South Africa is rated Baa1, the third-lowest investment-grade level and on par with Mexico, Thailand and Russia. Moody’s maintained a negative outlook on the nation’s debt, citing concerns about the outlook for mining, South Africa’s biggest export earner, and increasing pressure on the government to raise spending before next year’s parliamentary elections.

Finance Minister Pravin Gordhan’s “renewed commitment to spending restraint” will stabilize government debt at levels comparable with similarly rated peers, Moody’s said in an e-mailed statement dated yesterday. “The spending ceiling is now a firmly entrenched anchor for fiscal policy.”

In his February budget speech, Gordhan pledged to cut spending to reduce the budget shortfall, estimated at 4.6 percent of gross domestic product for the year through March. Moody’s, Standard & Poor’s and Fitch Ratings have downgraded the nation’s debt since September, concerned by a slowing economy and rising spending pressures. Moody’s and S&P have a negative outlook on the rating, indicating they may lower it further.

‘Proactive Measures’

The “government has taken proactive measures to address all the key concerns raised by Moody’s and remains committed to implement these measures,” the National Treasury said in an e-mailed statement after the Moody’s decision.
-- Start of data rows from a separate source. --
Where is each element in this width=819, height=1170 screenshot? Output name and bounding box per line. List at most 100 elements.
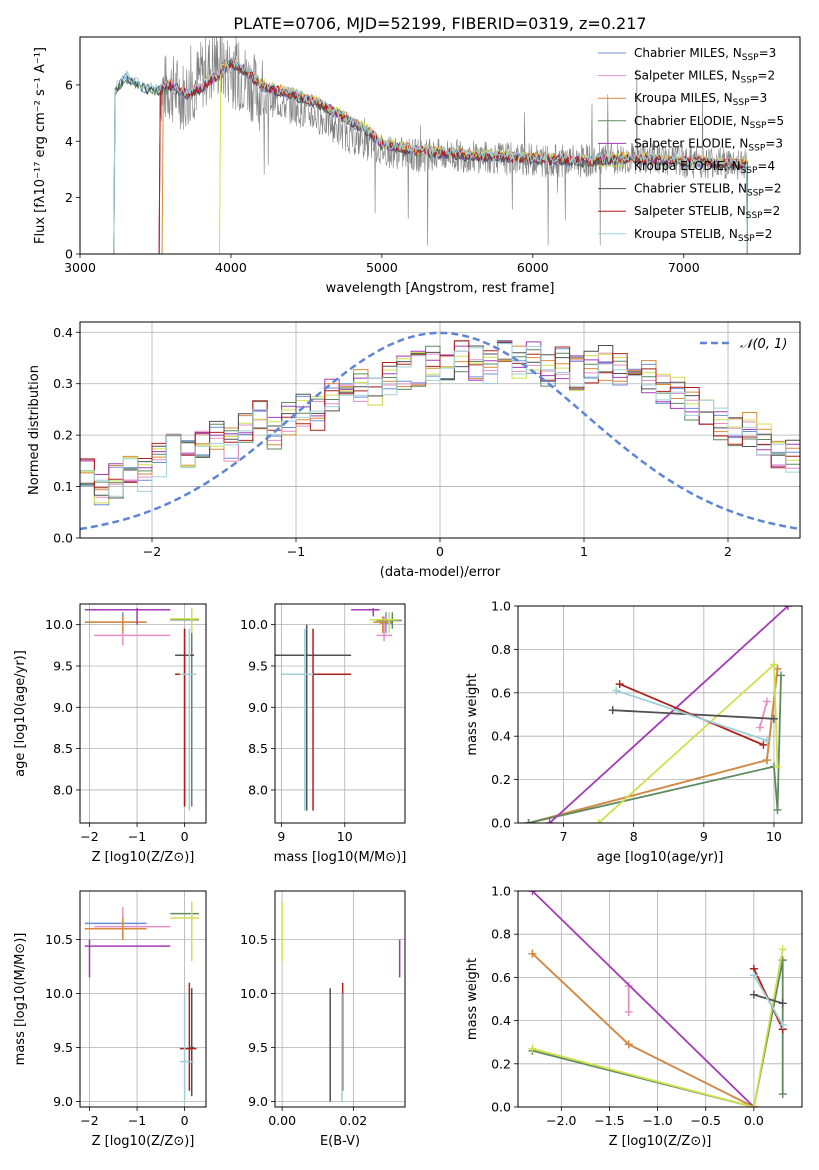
weight-line [532,949,784,1107]
weight-point-marker [524,819,533,823]
panel-spectrum: 3000 4000 5000 6000 7000 0 2 4 6 wavelength [Angs… [33,36,801,296]
weight-point-marker [749,990,758,999]
weight-point-marker [759,740,768,749]
x-tick-label: 0 [181,1113,189,1128]
y-tick-label: 0.2 [491,772,511,787]
y-tick-label: 0.3 [53,376,73,391]
y-tick-label: 0.8 [491,927,511,942]
weight-point-marker [769,660,778,669]
y-tick-label: 9.5 [53,1040,73,1055]
legend-label-subscript: SSP [738,234,755,244]
legend-label-value: =2 [755,227,773,241]
y-tick-label: 9.0 [53,700,73,715]
y-tick-label: 0.6 [491,970,511,985]
figure-title: PLATE=0706, MJD=52199, FIBERID=0319, z=0… [233,14,646,33]
y-axis-label: Flux [fλ10⁻¹⁷ erg cm⁻² s⁻¹ A⁻¹] [33,47,48,244]
plot-area [275,608,402,811]
legend-label: Kroupa ELODIE, NSSP=4 [634,159,775,176]
legend-label-value: =3 [750,91,768,105]
axes-frame [79,321,801,539]
y-tick-label: 0.2 [491,1056,511,1071]
weight-line [528,668,779,823]
y-tick-label: 10.0 [240,986,268,1001]
y-tick-label: 9.0 [248,700,268,715]
x-tick-label: 3000 [64,260,96,275]
spectrum-model-line [110,56,748,254]
legend-label-subscript: SSP [750,121,767,131]
y-tick-label: 6 [65,77,73,92]
weight-point-marker [749,971,758,980]
weight-point-marker [608,706,617,715]
legend-label-value: =3 [759,46,777,60]
y-tick-label: 2 [65,190,73,205]
weight-point-marker [528,891,537,895]
plot-area [524,606,792,823]
x-axis-label: (data-model)/error [380,565,501,580]
legend-label: Kroupa MILES, NSSP=3 [634,91,767,108]
weight-point-marker [773,805,782,814]
y-tick-label: 0.0 [53,531,73,546]
x-tick-label: 1 [580,544,588,559]
x-axis-label: Z [log10(Z/Z⊙)] [609,1134,712,1149]
x-tick-label: 9 [277,829,285,844]
x-axis-label: Z [log10(Z/Z⊙)] [92,850,195,865]
weight-point-marker [773,762,782,771]
legend-label: Chabrier STELIB, NSSP=2 [634,182,782,199]
plot-area [84,901,199,1102]
x-tick-label: −2 [80,1113,98,1128]
weight-point-marker [778,999,787,1008]
legend-label-subscript: SSP [747,189,764,199]
x-tick-label: 0.00 [268,1113,296,1128]
weight-line [531,891,755,1107]
histogram-step-line [80,342,800,499]
plot-area [528,891,787,1107]
x-tick-label: 9 [700,829,708,844]
weight-point-marker [778,945,787,954]
plot-area [110,37,748,254]
x-tick-label: −1 [128,1113,146,1128]
histogram-step-line [80,343,800,497]
legend-label: Kroupa STELIB, NSSP=2 [634,227,772,244]
x-tick-label: −1 [287,544,305,559]
legend-label: Salpeter STELIB, NSSP=2 [634,204,780,221]
plot-area [80,331,800,531]
weight-line [528,675,782,823]
axes-frame [274,890,406,1108]
y-axis-label: mass weight [465,958,480,1040]
y-tick-label: 10.0 [45,617,73,632]
x-tick-label: −2.0 [546,1113,576,1128]
y-tick-label: 0 [65,247,73,262]
panel-mass-vs-Z: −2 −1 0 9.0 9.5 10.0 10.5 Z [log10(Z/Z⊙)] mass [… [13,890,207,1149]
x-tick-label: 2 [724,544,732,559]
x-axis-label: Z [log10(Z/Z⊙)] [92,1134,195,1149]
x-tick-label: 0 [181,829,189,844]
y-tick-label: 8.5 [248,741,268,756]
panel-mass-weight-vs-age: 7 8 9 10 0.0 0.2 0.4 0.6 0.8 1.0 age [log10(age/yr… [465,599,803,865]
axes-frame [79,890,207,1108]
y-tick-label: 10.5 [45,932,73,947]
x-axis-label: mass [log10(M/M⊙)] [274,850,407,865]
weight-line [619,683,764,746]
y-tick-label: 0.4 [491,1013,511,1028]
x-tick-label: −2 [80,829,98,844]
weight-point-marker [749,1103,758,1107]
weight-point-marker [615,680,624,689]
panel-mass-vs-EBV: 0.00 0.02 9.0 9.5 10.0 10.5 E(B-V) [240,890,406,1149]
y-tick-label: 8.0 [53,782,73,797]
x-tick-label: −2 [143,544,161,559]
legend-label-subscript: SSP [748,143,765,153]
y-tick-label: 4 [65,134,73,149]
gaussian-curve [80,331,800,531]
legend-label-value: =3 [765,136,783,150]
weight-point-marker [755,723,764,732]
weight-point-marker [783,606,792,610]
x-tick-label: −0.5 [691,1113,721,1128]
weight-line [615,689,768,742]
x-axis-label: wavelength [Angstrom, rest frame] [326,281,555,296]
y-axis-label: Normed distribution [27,365,42,495]
weight-point-marker [594,819,603,823]
weight-point-marker [778,1020,787,1029]
weight-line [759,701,768,728]
weight-point-marker [624,1040,633,1049]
The government is “confident that the various measures that are being implemented will in time contribute to improved ratings for South Africa,” it said.

The government’s adoption of the National Development Plan, which seeks to reduce poverty and inequality, and the ruling African National Congress’ rejection of calls to nationalize mines supported South Africa’s rating, Moody’s said. A framework agreement between government, labor unions and mining companies may reduce labor disputes in the industry and lead to more investment and growth, it added.

The rand dropped 0.1 percent to 9.8385 per dollar at 10:35 a.m. in Johannesburg, extending the loss this year to 14 percent.